Nvidia and Hexagon collab to create digital twin products

AI hardware and software vendor Nvidia is collaborating with digital reality vendor Hexagon to create industrial digital twin products and help enterprises move toward the metaverse.

On Monday, the two vendors revealed that Hexagon’s HxDR reality capture platform and Nexus manufacturing platform will be connected to Nvidia Omniverse. Neither vendor specified when the integration will happen.

HxDR enables organizations to create and manage digital twins, while the Nexus manufacturing platform is geared for digital reality, which refers to technology that includes virtual reality, augmented reality and mixed reality.

Nvidia Omniverse lets developers develop and operate metaverse applications such as avatars and digital twins, virtual representations of real-world entities or processes.

The connected platforms will help customers better plan, create complex graphic workflows for  digital factories and create digital twins for intelligent cities — municipalities that use data and technology to inform and improve delivery of services to residents and businesses — construction and infrastructure, according to the vendors.

The partnership between Hexagon and Nvidia makes sense, said Gartner analyst Tuong Nguyen.

“These types of collaborations are what we need more of to get to whatever the next level of digitization is,” Nguyen said. “Each of these companies bring a piece to that puzzle.”

The value

Hexagon brings expertise in building sensors and software that capture reality and collect data from the environment to make digital twins. Omniverse’s role is as a framework that assembles different pieces and creates content and simulations.

Nvidia also brings to the collaboration years of experience in gaming, image rendering and AI.

Meanwhile, Hexagon brings expertise in creating digital twins that behave like real objects and processes. And Nvidia makes digital twins that look like the real thing, said Forrester analyst Paul Miller.

For example, a digital twin from Hexagon behaves like the factory it is trying to represent in that it will do the same thing the real factory does, while a digital twin from Nvidia looks exactly like the environment.

The two vendors have for some time  been trying to expand their capabilities and create digital twins that behave and look like more like the real environments they’re trying to simulate.

“By working together, they take a sensible shortcut for themselves and their customers,” Miller said. “Both companies recognize that the problems their customers use digital twins (and the industrial metaverse) to solve are too big for one vendor to address alone.”

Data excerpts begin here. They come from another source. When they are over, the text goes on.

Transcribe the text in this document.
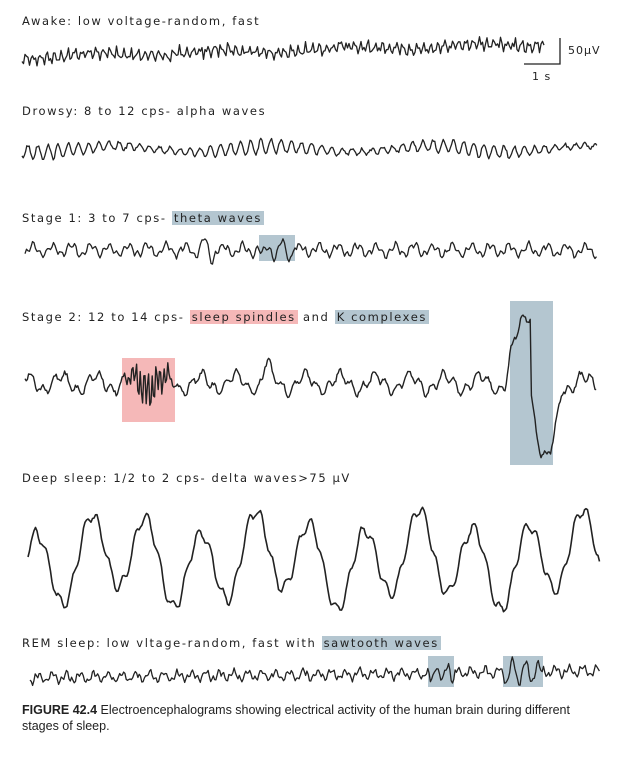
Awake: low voltage-random, fast
Drowsy: 8 to 12 cps- alpha waves
Stage 1: 3 to 7 cps- theta waves
Stage 2: 12 to 14 cps- sleep spindles and K complexes
Deep sleep: 1/2 to 2 cps- delta waves>75 µV
REM sleep: low vltage-random, fast with sawtooth waves
50µV
1 s
FIGURE 42.4 Electroencephalograms showing electrical activity of the human brain during different stages of sleep.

Both vendors have been aiming at  accelerating the use of digital twins in industrial settings by working with manufacturers and major tech vendors.

Last year, Nvidia entered into a similar collaboration with industrial manufacturing giant Siemens to apply digital twin technology in Industrial settings.

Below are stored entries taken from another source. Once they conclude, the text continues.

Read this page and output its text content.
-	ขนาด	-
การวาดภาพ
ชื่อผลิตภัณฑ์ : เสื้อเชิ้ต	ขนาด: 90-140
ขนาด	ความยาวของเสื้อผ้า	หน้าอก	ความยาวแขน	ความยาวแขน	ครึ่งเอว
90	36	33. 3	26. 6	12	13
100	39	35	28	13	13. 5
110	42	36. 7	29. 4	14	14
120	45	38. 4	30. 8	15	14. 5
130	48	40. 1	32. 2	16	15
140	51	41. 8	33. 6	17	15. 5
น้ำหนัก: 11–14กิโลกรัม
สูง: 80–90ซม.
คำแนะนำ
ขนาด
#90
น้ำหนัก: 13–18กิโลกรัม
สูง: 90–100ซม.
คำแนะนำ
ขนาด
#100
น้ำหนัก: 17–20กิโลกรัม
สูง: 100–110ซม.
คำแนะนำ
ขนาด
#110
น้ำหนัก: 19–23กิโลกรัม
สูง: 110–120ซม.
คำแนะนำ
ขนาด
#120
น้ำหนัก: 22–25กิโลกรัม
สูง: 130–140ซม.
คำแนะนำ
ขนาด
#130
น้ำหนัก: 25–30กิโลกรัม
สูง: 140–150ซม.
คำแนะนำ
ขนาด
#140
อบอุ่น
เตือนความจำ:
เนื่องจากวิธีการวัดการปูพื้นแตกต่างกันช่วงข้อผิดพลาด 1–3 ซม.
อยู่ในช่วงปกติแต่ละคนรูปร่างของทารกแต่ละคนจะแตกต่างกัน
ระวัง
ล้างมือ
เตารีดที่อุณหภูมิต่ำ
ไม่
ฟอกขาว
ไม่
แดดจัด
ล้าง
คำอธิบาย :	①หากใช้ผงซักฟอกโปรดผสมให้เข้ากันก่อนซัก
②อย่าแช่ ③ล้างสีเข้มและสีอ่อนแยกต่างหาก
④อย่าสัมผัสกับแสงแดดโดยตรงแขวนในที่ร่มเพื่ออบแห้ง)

The AI software and hardware vendor has also used Omniverse to train autonomously guided vehicles to navigate industrial complexes reliably. Also, Hexagon and Microsoft revealed an interactive experience last year that enables engineers to edit 3D models and simulations in real time.

Thus, combining Omniverse with Hexagon’s capabilities that control elements of the workflows in industrial facilities helps customers of both vendors achieve their goals faster, Miller said. The vendors are also creating  groundwork for digital twins that use machine learning to get better at modeling, simulating and predicting future behavior for industrial applications.

And the collaboration helps customers in the industrial market know how they can integrate the types of tools Nvidia offers with the ones Hexagon offers. Both vendors can show customers their strengths and where there might be any gaps, Miller said.

“They can avoid wasteful reinvention of wheels in their software by integrating existing components from their new partner, and they can target finite investment dollars into new developments that don’t simply replicate features and function the partner already offers,” he added.

The missing piece

As Nvidia and Hexagon work together, they will need to help their customers understand the overlaps in their products and how they can navigate them, Miller said.

“The existing products were not designed to work together,” he said, adding that they rely on standards such as Universal Scene Description to support data exchange between products.

“The real value will come when data — and workflows — are seamlessly and listlessly supported inside Nvidia and Hexagon’s flagship products,” he continued. “This may take time to realize, but it’s a worthwhile goal for both companies and their customers.”

Furthermore, as both vendors work toward addressing some of the problems their customers encounter with digital twins, they are also working together to help customers arrive at the what the vendors see as next era of the internet and the metaverse. To get there, though, Nguyen said they might need to collaborate with others.

“To arrive at the metaverse, it needs to be a concerted effort from multiple players in multiple markets or industries,” he said.

Hexagon is also developing an AI-enabled web application based on Omniverse, enabling manufacturing and industrial teams to compare their digital twins and physical counterparts in real time.

Esther Ajao is a news writer covering artificial intelligence software and systems.